I graph it and see it isn't an onto function. However, everytime I do the math, it says it is. Can someone step through how to solve this one for me?

This is what I get.

First substitute m for f(n)

m = 2m

Solve for one side

(2/m) = m

If f(n) = m then,

f(n) = f(2/m) = 2(2/m) = m

therefore, f(n) = m.

What am I doing wrong. Thanks...

2. ## Re: Proving an "onto" function..

Suppose you have a group of children numbered 1, 2, 3, ... Suppose also that you are distributing candies to them. If your function from the set of candies to the set of kids' numbers is not onto, you will immediately know this by indignant screams, "What about me? I did not get any!". Now assume you are giving candies only to every other kid starting from 2, i.e., to even-numbered children. Is this function onto? You only have to find just one upset kid to know it's not.

Originally Posted by RatchetTheLombax
I have to prove that f(n) = 2n is not an onto function when the domain and co-domain are a set of all of the integers.

I graph it and see it isn't an onto function. However, everytime I do the math, it says it is. Can someone step through how to solve this one for me?

This is what I get.

First substitute m for f(n)

m = 2m
I assume you want to find the inverse of f. Then you need to solve the equation f(n) = m. If you can solve it for every m, i.e., for every m there exists an n such that f(n) = m, then the function is onto. This equation is 2n = m, not 2m = m.

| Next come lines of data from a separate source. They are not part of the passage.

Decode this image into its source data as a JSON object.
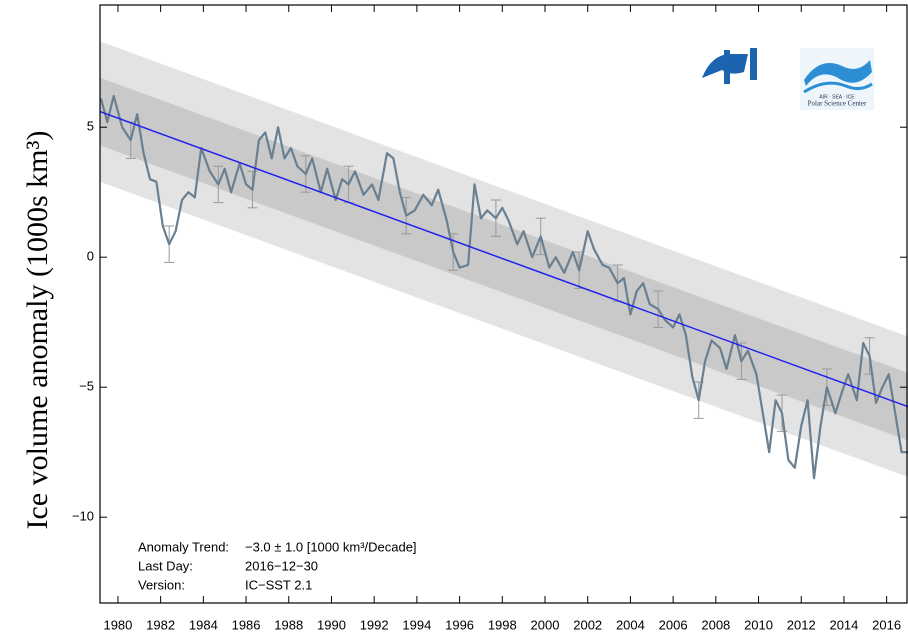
{
  "chart_data": {
    "type": "line",
    "y_label": "Ice volume anomaly  (1000s km³)",
    "xlim": [
      1979.16,
      2017.0
    ],
    "ylim": [
      -13.3,
      9.7
    ],
    "xticks": [
      1980,
      1982,
      1984,
      1986,
      1988,
      1990,
      1992,
      1994,
      1996,
      1998,
      2000,
      2002,
      2004,
      2006,
      2008,
      2010,
      2012,
      2014,
      2016
    ],
    "yticks": [
      {
        "value": -10,
        "label": "−10"
      },
      {
        "value": -5,
        "label": "−5"
      },
      0,
      5
    ],
    "series": [
      {
        "color": "#6a7f90",
        "x": [
          1979.2,
          1979.5,
          1979.8,
          1980.2,
          1980.6,
          1980.9,
          1981.2,
          1981.5,
          1981.8,
          1982.1,
          1982.4,
          1982.7,
          1983.0,
          1983.3,
          1983.6,
          1983.9,
          1984.3,
          1984.7,
          1985.0,
          1985.3,
          1985.7,
          1986.0,
          1986.3,
          1986.6,
          1986.9,
          1987.2,
          1987.5,
          1987.8,
          1988.1,
          1988.4,
          1988.8,
          1989.1,
          1989.5,
          1989.8,
          1990.2,
          1990.5,
          1990.8,
          1991.1,
          1991.5,
          1991.9,
          1992.2,
          1992.6,
          1992.9,
          1993.2,
          1993.5,
          1993.9,
          1994.3,
          1994.7,
          1995.0,
          1995.4,
          1995.7,
          1996.0,
          1996.4,
          1996.7,
          1997.0,
          1997.3,
          1997.7,
          1998.0,
          1998.3,
          1998.7,
          1999.0,
          1999.4,
          1999.8,
          2000.2,
          2000.5,
          2000.9,
          2001.3,
          2001.6,
          2002.0,
          2002.3,
          2002.7,
          2003.0,
          2003.4,
          2003.7,
          2004.0,
          2004.3,
          2004.6,
          2004.9,
          2005.3,
          2005.6,
          2006.0,
          2006.3,
          2006.6,
          2006.9,
          2007.2,
          2007.5,
          2007.8,
          2008.2,
          2008.5,
          2008.9,
          2009.2,
          2009.5,
          2009.9,
          2010.2,
          2010.5,
          2010.8,
          2011.1,
          2011.4,
          2011.7,
          2012.0,
          2012.3,
          2012.6,
          2012.9,
          2013.2,
          2013.6,
          2013.9,
          2014.2,
          2014.6,
          2014.9,
          2015.2,
          2015.5,
          2015.8,
          2016.1,
          2016.4,
          2016.7,
          2017.0
        ],
        "values": [
          6.1,
          5.2,
          6.2,
          5.0,
          4.5,
          5.5,
          4.0,
          3.0,
          2.9,
          1.2,
          0.5,
          1.0,
          2.2,
          2.5,
          2.3,
          4.2,
          3.3,
          2.8,
          3.4,
          2.5,
          3.6,
          2.8,
          2.6,
          4.5,
          4.8,
          3.8,
          5.0,
          3.8,
          4.2,
          3.5,
          3.2,
          3.8,
          2.5,
          3.4,
          2.2,
          3.0,
          2.8,
          3.3,
          2.4,
          2.8,
          2.2,
          4.0,
          3.8,
          2.5,
          1.6,
          1.8,
          2.4,
          2.0,
          2.6,
          1.4,
          0.2,
          -0.4,
          -0.3,
          2.8,
          1.5,
          1.8,
          1.5,
          1.9,
          1.4,
          0.5,
          1.0,
          0.0,
          0.8,
          -0.4,
          0.0,
          -0.6,
          0.2,
          -0.5,
          1.0,
          0.3,
          -0.3,
          -0.4,
          -1.0,
          -0.8,
          -2.2,
          -1.3,
          -1.0,
          -1.8,
          -2.0,
          -2.4,
          -2.7,
          -2.2,
          -3.0,
          -4.6,
          -5.5,
          -4.0,
          -3.2,
          -3.5,
          -4.3,
          -3.0,
          -4.0,
          -3.6,
          -4.5,
          -6.0,
          -7.5,
          -5.5,
          -6.0,
          -7.8,
          -8.1,
          -6.5,
          -5.5,
          -8.5,
          -6.5,
          -5.0,
          -6.0,
          -5.2,
          -4.5,
          -5.5,
          -3.3,
          -3.8,
          -5.6,
          -5.0,
          -4.5,
          -6.0,
          -7.5,
          -7.5
        ]
      }
    ],
    "error_bars": {
      "color": "#999999",
      "x": [
        1980.6,
        1982.4,
        1984.7,
        1986.3,
        1988.8,
        1990.8,
        1993.5,
        1995.7,
        1997.7,
        1999.8,
        2001.6,
        2003.4,
        2005.3,
        2007.2,
        2009.2,
        2011.1,
        2013.2,
        2015.2
      ],
      "values": [
        4.5,
        0.5,
        2.8,
        2.6,
        3.2,
        2.8,
        1.6,
        0.2,
        1.5,
        0.8,
        -0.5,
        -1.0,
        -2.0,
        -5.5,
        -4.0,
        -6.0,
        -5.0,
        -3.8
      ],
      "errors": [
        0.7,
        0.7,
        0.7,
        0.7,
        0.7,
        0.7,
        0.7,
        0.7,
        0.7,
        0.7,
        0.7,
        0.7,
        0.7,
        0.7,
        0.7,
        0.7,
        0.7,
        0.7
      ]
    },
    "trend": {
      "color": "#2222ee",
      "x": [
        1979.16,
        2017.0
      ],
      "values": [
        5.6,
        -5.75
      ]
    },
    "bands": [
      {
        "half_width": 2.7,
        "color": "#e3e3e3"
      },
      {
        "half_width": 1.3,
        "color": "#c9c9c9"
      }
    ],
    "annotations": [
      {
        "label": "Anomaly Trend:",
        "text": "−3.0 ± 1.0 [1000 km³/Decade]"
      },
      {
        "label": "Last Day:",
        "text": "2016−12−30"
      },
      {
        "label": "Version:",
        "text": "IC−SST 2.1"
      }
    ],
    "logo_text": [
      "AIR  ·  SEA  ·  ICE",
      "Polar Science Center"
    ]
  }
}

3. ## Re: Proving an "onto" function..

Originally Posted by RatchetTheLombax
I have to prove that f(n) = 2n is not an onto function when the domain and co-domain are a set of all of the integers.

I think that you may have missunderstood onto.
For $\forall n\in\mathbb{Z}$ the image $2n$ is even.

The problem says "the domain and co-domain are a set of all of the integers". That includes odd integers.

It maybe I am reading co-domain correctly. But the image of that function has no odd integers.